Fiorna's employment with HP was a lose-lose proposition all the way around, but that doesn't seem to matter to McCain, possibly because Carly is all for cutting taxes. The Michigan Business Review interviewed her and these quotes pretty much set the tone:
So we've got to get our climate for business better. We have to lower the tax rates at both a federal and a state level. We have to get useless paperwork, bureaucracy and regulation out of the way. We have to motivate businesses to invest.[...]She was also asked about Hewlett-Packard possibly acquiring EDS and what kind of impact she thought it would have on this state.
But Michigan needs to think very long and hard about the tax climate it has compared to the other states.
And frankly I just don't know enough about it to know what the specific impact on Michigan will be.In HP's case, those jobs went overseas to China and Russia because, as Carly said, "there is no job that is America's God-given right anymore."
But what I can tell you, having done a massive merger myself and executed it successfully, one of the first questions that a chief executive is faced with is, when you are consolidating two businesses, where will the jobs go?
Not all vice-presidents play an active role in influencing policy, so Fiorina may be benign in that area, but not so Phil Gramm. McCain has made it clear that Gramm is his main economic guru, or as David Corn calls him, Foreclosure Phil.

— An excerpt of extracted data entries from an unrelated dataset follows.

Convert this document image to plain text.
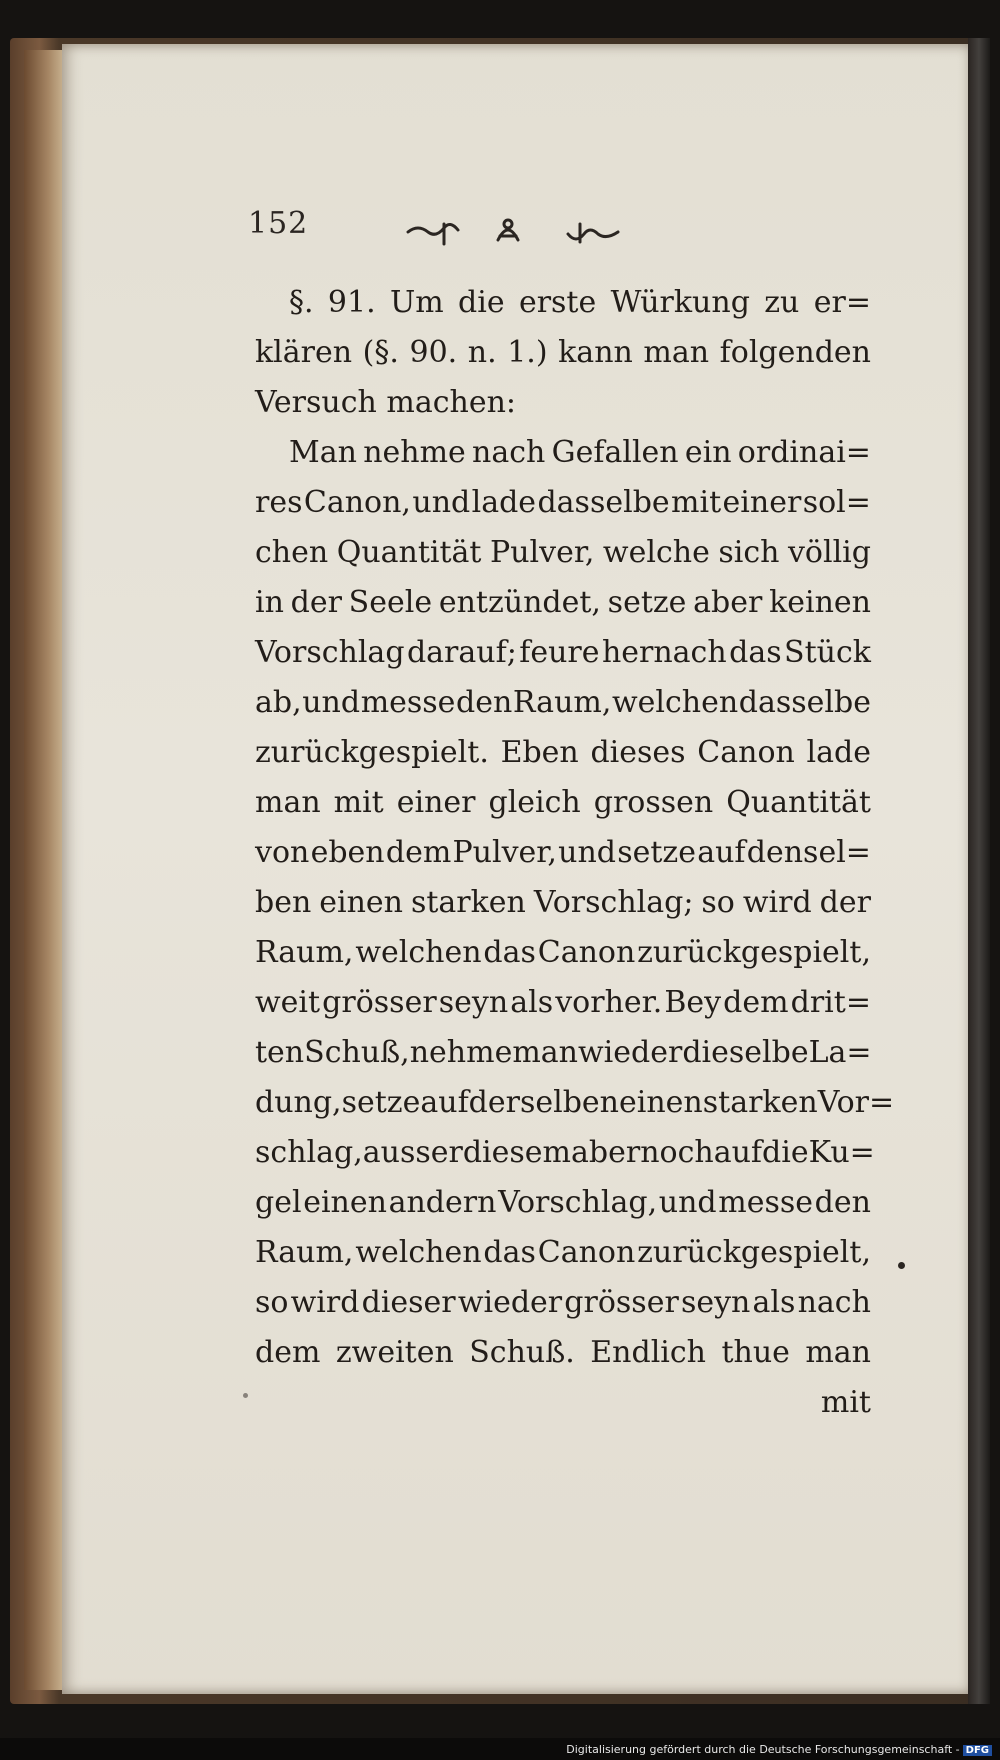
152
§. 91. Um die erste Würkung zu er=
klären (§. 90. n. 1.) kann man folgenden
Versuch machen:
Man nehme nach Gefallen ein ordinai=
res Canon, und lade dasselbe mit einer sol=
chen Quantität Pulver, welche sich völlig
in der Seele entzündet, setze aber keinen
Vorschlag darauf; feure hernach das Stück
ab, und messe den Raum, welchen dasselbe
zurückgespielt. Eben dieses Canon lade
man mit einer gleich grossen Quantität
von eben dem Pulver, und setze auf densel=
ben einen starken Vorschlag; so wird der
Raum, welchen das Canon zurückgespielt,
weit grösser seyn als vorher. Bey dem drit=
ten Schuß, nehme man wieder dieselbe La=
dung, setze auf derselben einen starken Vor=
schlag, ausser diesem aber noch auf die Ku=
gel einen andern Vorschlag, und messe den
Raum, welchen das Canon zurückgespielt,
so wird dieser wieder grösser seyn als nach
dem zweiten Schuß. Endlich thue man
mit
Digitalisierung gefördert durch die Deutsche Forschungsgemeinschaft - DFG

Who's to blame for the biggest financial catastrophe of our time? There are plenty of culprits, but one candidate for lead perp is former Sen. Phil Gramm. Eight years ago, as part of a decades-long anti-regulatory crusade, Gramm pulled a sly legislative maneuver that greased the way to the multibillion-dollar subprime meltdown. Yet has Gramm been banished from the corridors of power? Reviled as the villain who bankrupted Middle America? Hardly. Now a well-paid executive at a Swiss bank, Gramm cochairs Sen. John McCain's presidential campaign and advises the Republican candidate on economic matters. He's been mentioned as a possible Treasury secretary should McCain win. That's right: A guy who helped screw up the global financial system could end up in charge of US economic policy. Talk about a market failure.Tax cuts, free trade, deregulation. McCain is pushing the same agenda that's worked well for the rich at the expense of average Americans, and he aided and abetted by people like Gramm and Fiorina. McCain is simply more of the same from a party that has nothing to offer average Americans.